In summary, existing studies about the presence and function of HA in the ocular surface and its role as a therapeutic tool show:
1. HA is found as a component of the normal ocular surface. Its presence was described in tears, lacrimal tissue, conjunctiva and cornea.
2. In the normal ocular surface, it has been demonstrated that the presence of the HA receptor CD44 is always closely associated with HA. HA plays a role in the regulation of corneal epithelial regeneration, promoting epithelial migration and wound healing through an interaction with the receptor CD44.
3. Evident immuno-staining for HA has also been observed on the surface of the superficial corneal cells. This HA can originate from tears and may play a role in stabilizing the preocular tear film. Furthermore, the great hydrophilic properties of HA suggest a possible role in the regulation of corneal hydration.
4. The structure of HA is that of a multi-charged molecule with non-Newtonian characteristics. In this respect, it is similar to tears so that it has been suggested as a tear substitute.

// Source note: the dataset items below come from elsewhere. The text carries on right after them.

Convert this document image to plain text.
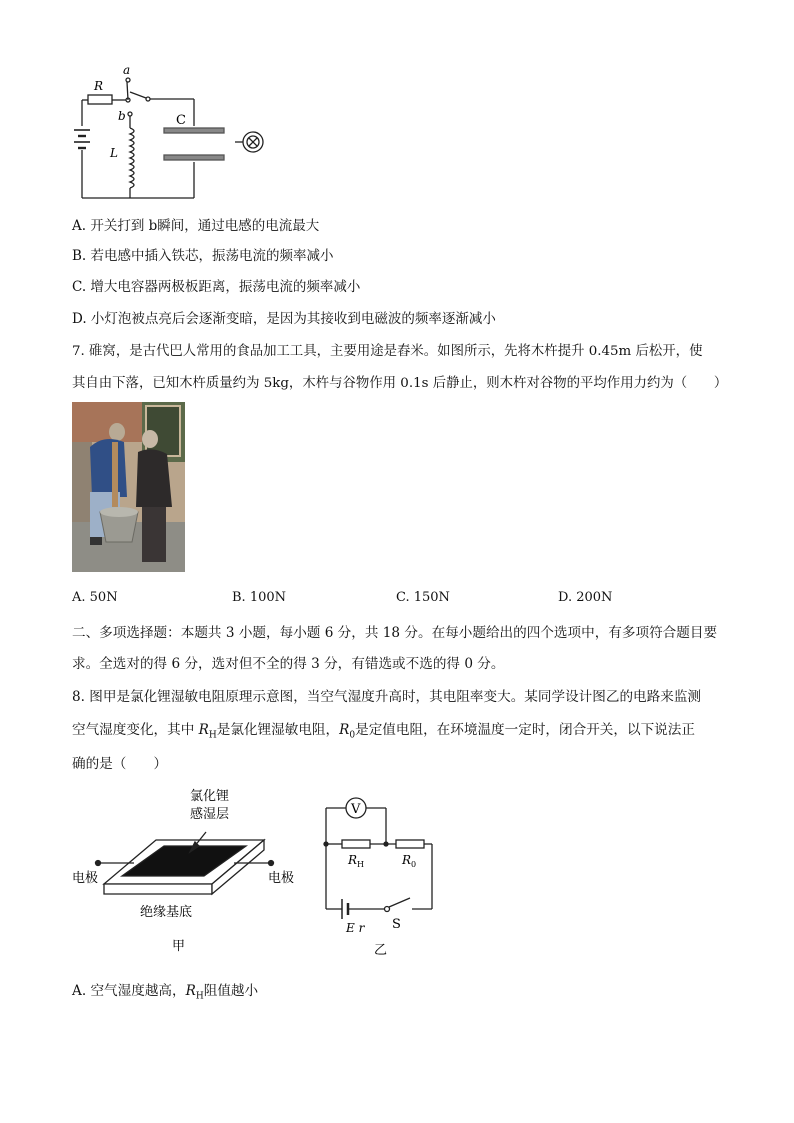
R
a
b
L
C
A. 开关打到 b瞬间，通过电感的电流最大
B. 若电感中插入铁芯，振荡电流的频率减小
C. 增大电容器两极板距离，振荡电流的频率减小
D. 小灯泡被点亮后会逐渐变暗，是因为其接收到电磁波的频率逐渐减小
7. 碓窝，是古代巴人常用的食品加工工具，主要用途是舂米。如图所示，先将木杵提升 0.45m 后松开，使
其自由下落，已知木杵质量约为 5kg，木杵与谷物作用 0.1s 后静止，则木杵对谷物的平均作用力约为（　　）
A. 50N	B. 100N	C. 150N	D. 200N
二、多项选择题：本题共 3 小题，每小题 6 分，共 18 分。在每小题给出的四个选项中，有多项符合题目要
求。全选对的得 6 分，选对但不全的得 3 分，有错选或不选的得 0 分。
8. 图甲是氯化锂湿敏电阻原理示意图，当空气湿度升高时，其电阻率变大。某同学设计图乙的电路来监测
空气湿度变化，其中 $R_H$是氯化锂湿敏电阻，$R_0$是定值电阻，在环境温度一定时，闭合开关，以下说法正
确的是（　　）
氯化锂
感湿层
电极	电极
绝缘基底
甲
V
$R_H$	$R_0$
E r S
乙
A. 空气湿度越高，$R_H$阻值越小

5. Where there is ocular surface disease, HA and its receptor CD44 modify their pattern of distribution within the ocular surface structures.
HA is involved in the reparative processes of the ocular surface following corneal surgery. In fact, it appears that HA and its receptor CD44 are over-expressed by corneal epithelium in the course of wound healing. HA has been shown in strict association with subepithelial water accumulation in the area of corneal wound healing.

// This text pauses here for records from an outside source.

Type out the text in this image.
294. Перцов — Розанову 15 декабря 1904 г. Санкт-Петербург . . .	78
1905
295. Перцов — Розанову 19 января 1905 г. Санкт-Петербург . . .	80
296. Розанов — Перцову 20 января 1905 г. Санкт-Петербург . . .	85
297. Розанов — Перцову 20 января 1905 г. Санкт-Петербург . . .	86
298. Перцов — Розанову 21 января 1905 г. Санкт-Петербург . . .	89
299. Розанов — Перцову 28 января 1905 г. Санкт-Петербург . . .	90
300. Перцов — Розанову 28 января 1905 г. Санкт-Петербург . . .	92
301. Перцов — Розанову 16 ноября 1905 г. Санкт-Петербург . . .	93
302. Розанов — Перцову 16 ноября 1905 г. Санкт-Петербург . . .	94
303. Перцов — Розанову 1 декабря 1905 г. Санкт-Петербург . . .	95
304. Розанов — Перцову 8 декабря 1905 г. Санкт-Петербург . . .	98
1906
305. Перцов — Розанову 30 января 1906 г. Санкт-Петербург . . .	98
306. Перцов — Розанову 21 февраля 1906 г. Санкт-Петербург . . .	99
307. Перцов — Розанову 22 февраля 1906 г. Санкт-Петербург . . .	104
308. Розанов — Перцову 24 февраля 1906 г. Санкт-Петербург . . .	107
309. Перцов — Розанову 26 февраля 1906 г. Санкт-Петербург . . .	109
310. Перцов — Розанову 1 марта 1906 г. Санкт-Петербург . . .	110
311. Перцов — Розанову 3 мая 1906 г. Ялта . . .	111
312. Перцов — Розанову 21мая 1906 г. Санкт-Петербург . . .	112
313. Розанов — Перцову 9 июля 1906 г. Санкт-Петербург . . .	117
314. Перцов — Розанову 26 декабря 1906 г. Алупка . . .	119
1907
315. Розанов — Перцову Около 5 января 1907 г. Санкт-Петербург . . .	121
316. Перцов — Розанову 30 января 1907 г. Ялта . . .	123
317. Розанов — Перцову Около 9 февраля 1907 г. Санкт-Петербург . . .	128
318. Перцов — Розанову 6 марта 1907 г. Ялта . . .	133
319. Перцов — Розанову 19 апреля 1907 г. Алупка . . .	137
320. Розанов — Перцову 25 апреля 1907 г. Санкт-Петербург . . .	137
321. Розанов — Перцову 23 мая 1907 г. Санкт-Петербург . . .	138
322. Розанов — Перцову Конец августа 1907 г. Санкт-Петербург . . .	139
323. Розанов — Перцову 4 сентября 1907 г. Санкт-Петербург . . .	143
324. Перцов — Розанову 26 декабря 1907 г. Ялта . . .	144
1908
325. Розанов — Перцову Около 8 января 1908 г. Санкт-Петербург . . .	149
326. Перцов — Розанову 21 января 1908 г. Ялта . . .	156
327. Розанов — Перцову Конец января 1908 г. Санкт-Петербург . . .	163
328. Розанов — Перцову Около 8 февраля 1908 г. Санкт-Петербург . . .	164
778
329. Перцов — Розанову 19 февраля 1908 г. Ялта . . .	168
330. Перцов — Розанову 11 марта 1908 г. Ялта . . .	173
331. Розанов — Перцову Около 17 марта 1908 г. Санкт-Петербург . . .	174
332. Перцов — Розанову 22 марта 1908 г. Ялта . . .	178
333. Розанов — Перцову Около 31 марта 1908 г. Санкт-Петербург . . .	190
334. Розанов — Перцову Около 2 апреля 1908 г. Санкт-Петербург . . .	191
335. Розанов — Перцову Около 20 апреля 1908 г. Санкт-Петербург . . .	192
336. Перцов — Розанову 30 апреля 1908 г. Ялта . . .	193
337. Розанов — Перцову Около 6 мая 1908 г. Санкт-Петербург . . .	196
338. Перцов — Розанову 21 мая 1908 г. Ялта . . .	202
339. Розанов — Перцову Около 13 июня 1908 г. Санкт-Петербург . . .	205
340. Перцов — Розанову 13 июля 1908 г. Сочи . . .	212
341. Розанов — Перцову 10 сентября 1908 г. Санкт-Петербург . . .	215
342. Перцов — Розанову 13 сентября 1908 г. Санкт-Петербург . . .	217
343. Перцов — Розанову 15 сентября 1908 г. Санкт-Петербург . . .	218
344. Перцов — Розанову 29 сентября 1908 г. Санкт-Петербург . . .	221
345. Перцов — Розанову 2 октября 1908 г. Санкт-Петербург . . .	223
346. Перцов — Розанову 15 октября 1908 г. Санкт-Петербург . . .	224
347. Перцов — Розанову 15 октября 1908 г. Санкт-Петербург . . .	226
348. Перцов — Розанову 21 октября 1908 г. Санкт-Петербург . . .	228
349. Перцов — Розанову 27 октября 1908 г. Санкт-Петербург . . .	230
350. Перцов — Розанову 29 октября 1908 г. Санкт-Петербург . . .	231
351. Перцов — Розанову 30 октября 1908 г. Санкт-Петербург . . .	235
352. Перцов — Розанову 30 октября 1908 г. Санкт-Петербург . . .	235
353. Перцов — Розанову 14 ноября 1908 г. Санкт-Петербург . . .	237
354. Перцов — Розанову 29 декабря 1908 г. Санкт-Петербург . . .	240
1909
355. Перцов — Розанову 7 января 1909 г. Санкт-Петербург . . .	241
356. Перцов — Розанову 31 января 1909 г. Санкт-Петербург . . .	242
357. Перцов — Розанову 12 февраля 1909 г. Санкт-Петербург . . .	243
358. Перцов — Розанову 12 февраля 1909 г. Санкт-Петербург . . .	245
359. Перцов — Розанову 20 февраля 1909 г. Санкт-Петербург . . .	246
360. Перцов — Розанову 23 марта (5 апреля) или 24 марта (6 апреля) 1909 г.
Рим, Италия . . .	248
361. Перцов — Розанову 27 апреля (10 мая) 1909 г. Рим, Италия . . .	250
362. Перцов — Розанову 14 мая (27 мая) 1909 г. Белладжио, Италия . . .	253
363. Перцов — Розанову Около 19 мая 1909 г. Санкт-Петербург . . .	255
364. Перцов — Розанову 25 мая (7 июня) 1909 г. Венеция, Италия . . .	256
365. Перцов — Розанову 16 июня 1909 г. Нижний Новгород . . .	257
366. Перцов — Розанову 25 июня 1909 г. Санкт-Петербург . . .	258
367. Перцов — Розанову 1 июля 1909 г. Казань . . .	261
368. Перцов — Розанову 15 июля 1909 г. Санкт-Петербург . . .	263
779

6. A topical application of HA has been shown to confer both subjective and objective improvement in patients with dry eye syndrome or keratoconjunc-tivitis sicca.
7. The treatment of severe aqueous deficient dry eye and dry eye states related to increased tear osmolarity benefit from a hypotonic solution of HA.
HA was used with success acting as a mask in assisting excimer laser surgery for the correction of irregular astigmatism resulting from previous corneal refractive surgery.
8. The mucoadhesive properties of HA can be used with the purpose of increasing the residence time of drugs on the ocular surface.
HA is an essential component of tear film and the ocular surface. Its physical and chemical properties render it suitable for tear film replacement since it has been demonstrated that its administration proved to ameliorate the ocular surface in the course of dry eye disorders. Further studies are needed in order to achieve a better understanding about which physico-chemical characteristics, such as molecular weight and dilution, are more suitable to treat the various forms of ocular surface diseases.
HA's mucoadhesive characteristics also show a potential for a more diffuse use of HA as a vehicle to improve the residence time and the bioavailability of topical drugs used for the treatment of ocular disorders.